By JIM GOMEZ, JOEAL CALUPITAN and AARON FAVILA

MANILA, Philippines (AP) — Philippine police arrested 49 people suspected of hurling rocks, bottles and fire bombs at officers and blocking heavily guarded roads and bridges leading to the presidential palace Sunday while a peaceful anti-corruption rally took place in the capital, officials and witnesses said.

Trinidad lives in Bulacan, a flood-prone province north of Manila where officials said the most flood-control projects were being investigated either as substandard or nonexistent.

“Our purpose is not to destabilize but to strengthen our democracy,” Cardinal Pablo Virgilio David, the head of the Catholic Bishops’ Conference of the Philippines, said in a statement. He called on the public to demonstrate peacefully and demand accountability.

Marcos first highlighted the flood-control corruption scandal in July in his annual state of the nation speech.

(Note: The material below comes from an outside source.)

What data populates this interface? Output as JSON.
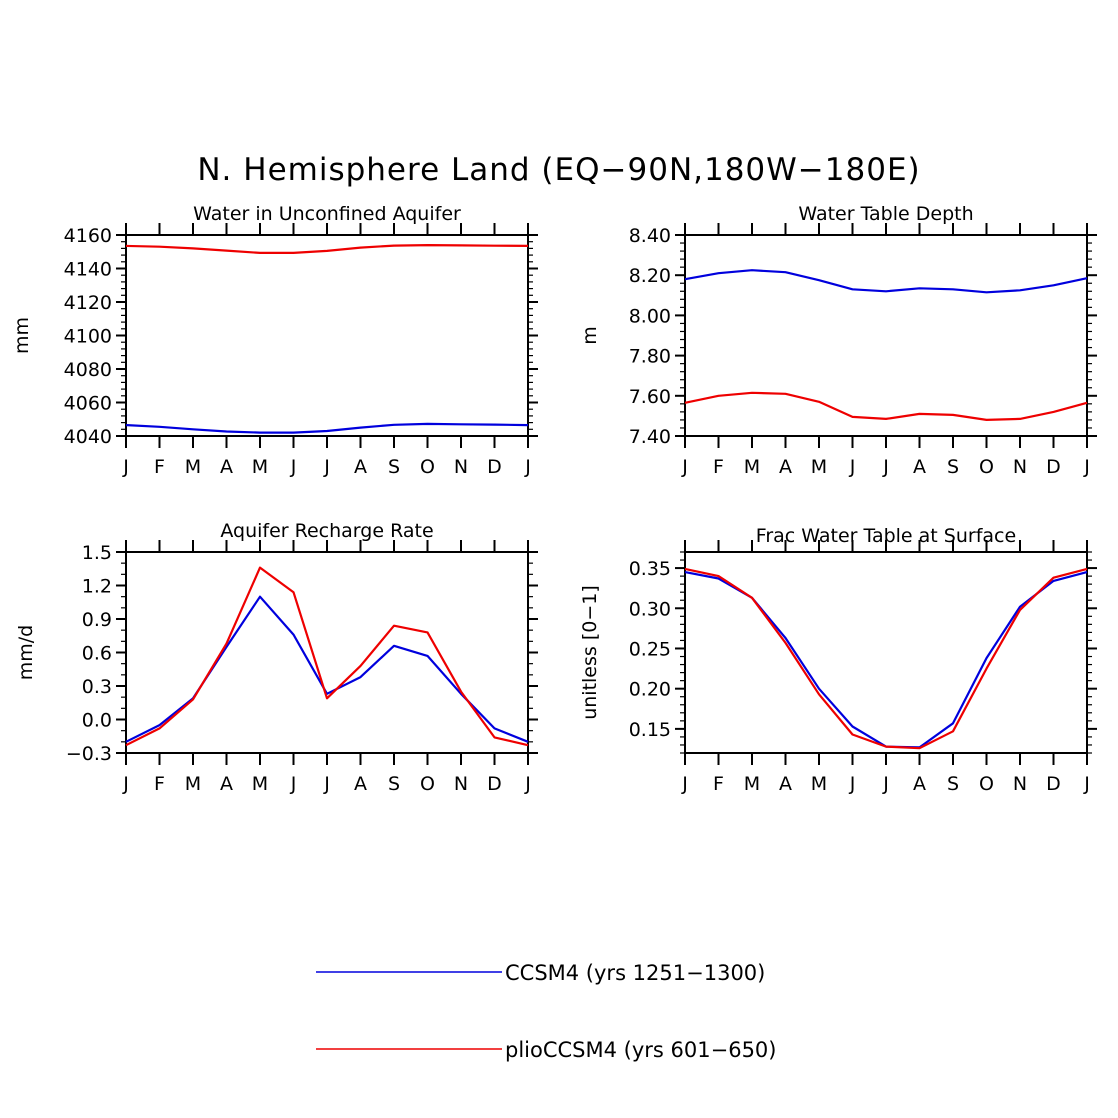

He later established an independent commission to investigate what he said were anomalies in many of the 9,855 flood-control projects worth more than 545 billion pesos ($9.5 billion) that were supposed to have been undertaken since he took office in mid-2022. He called the scale of corruption “horrible” and accepted his public works secretary’s resignation.

Public outrage erupted when a wealthy couple who ran several construction companies that won lucrative flood-control project contracts showed dozens of European and American luxury cars they owned during media interviews. The fleet included a British luxury car costing 42 million pesos ($737,000) that they said they bought because it came with a free umbrella.